It's a call to ban cell phone use while driving.
The National Safety Council says it's a dangerous practice that leads to an increased risk for car crashes and fatalities.
Studies have found nearly 3,000 deaths, and 12,000 injuries each year are caused by cell phone use while driving. So now the safety group is advocating a total ban of the device, while traveling on the road.
Most people are guilty of it.
"Both texting and calling actually," Motorist Bryan Williams said.
Whether it be sending off a few messages while waiting for the light to turn green, or returning a few phone calls while on the road.
It's a technology many of us now depend on, and some feel is driving motorists to distraction.
"When I'm texting, yeah, you'll look up and cars you don't remember being by you are there," Williams said. "It's just not safe because you're not completely paying attention to what's going on."
That's why safety groups, like the National Safety Council, are now pushing for a complete ban of cell phone use while driving.
"I think any of us who have driven have experienced the situation where you follow a person using a cell phone and witness their driving behavior is not up to standard," Quinn Brackett with the Texas Transportation Institute said.
Brackett says they've conducted their own simulator studies; where they've asked people to drive or attempt to drive a certain simulator course.
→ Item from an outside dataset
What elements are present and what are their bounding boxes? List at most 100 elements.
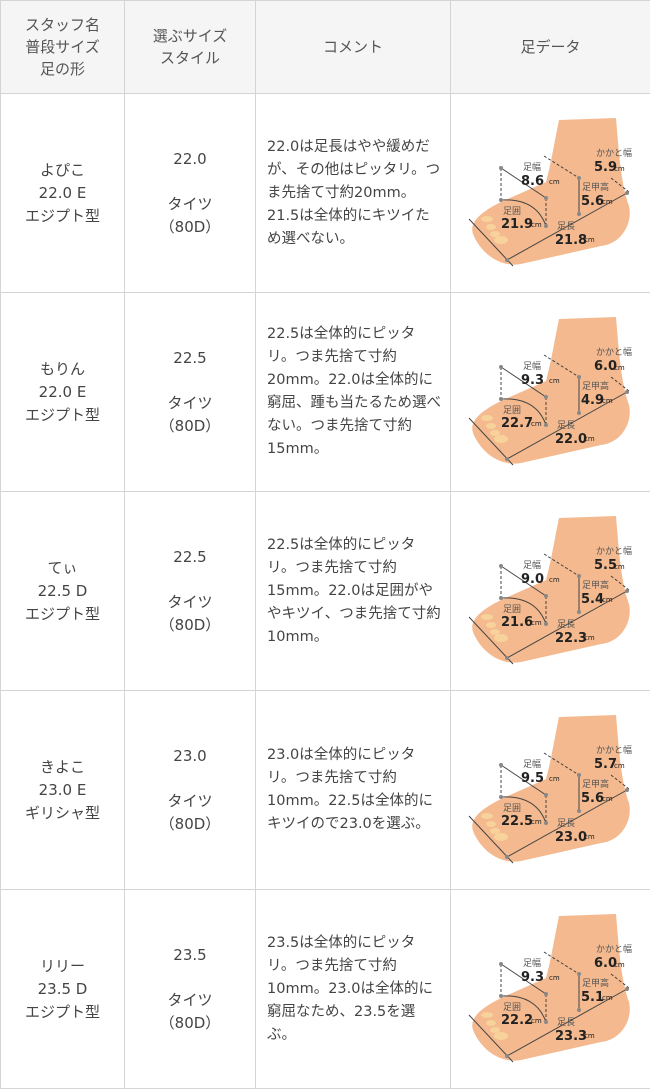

Once without a phone, then while chatting it up on the phone and texting.
The results aren't to surprising.
"We found that it increased the risk of distraction and the likelihood of making an error while driving," Brackett said. "If you're going to use them it's much better to pull over and park on the side of the road to use it."
But for motorists like Skip Dent, who says he does most his business by phone while driving to his next job, the idea of pulling over each time he gets a call just doesn't have a ring to it.
"I feel like you're a target sitting on the shoulder," Dent said as his cell phone begins to ring. "There you go, see but I'm not driving. Hello?"
Currently no state bans the complete use of cell phones while driving, but six states have imposed tougher cell phones rules.
California, Connecticut, New Jersey, New York, Utah and Washington, and the District of Columbia only allow hands-free devices to be used when behind the wheel.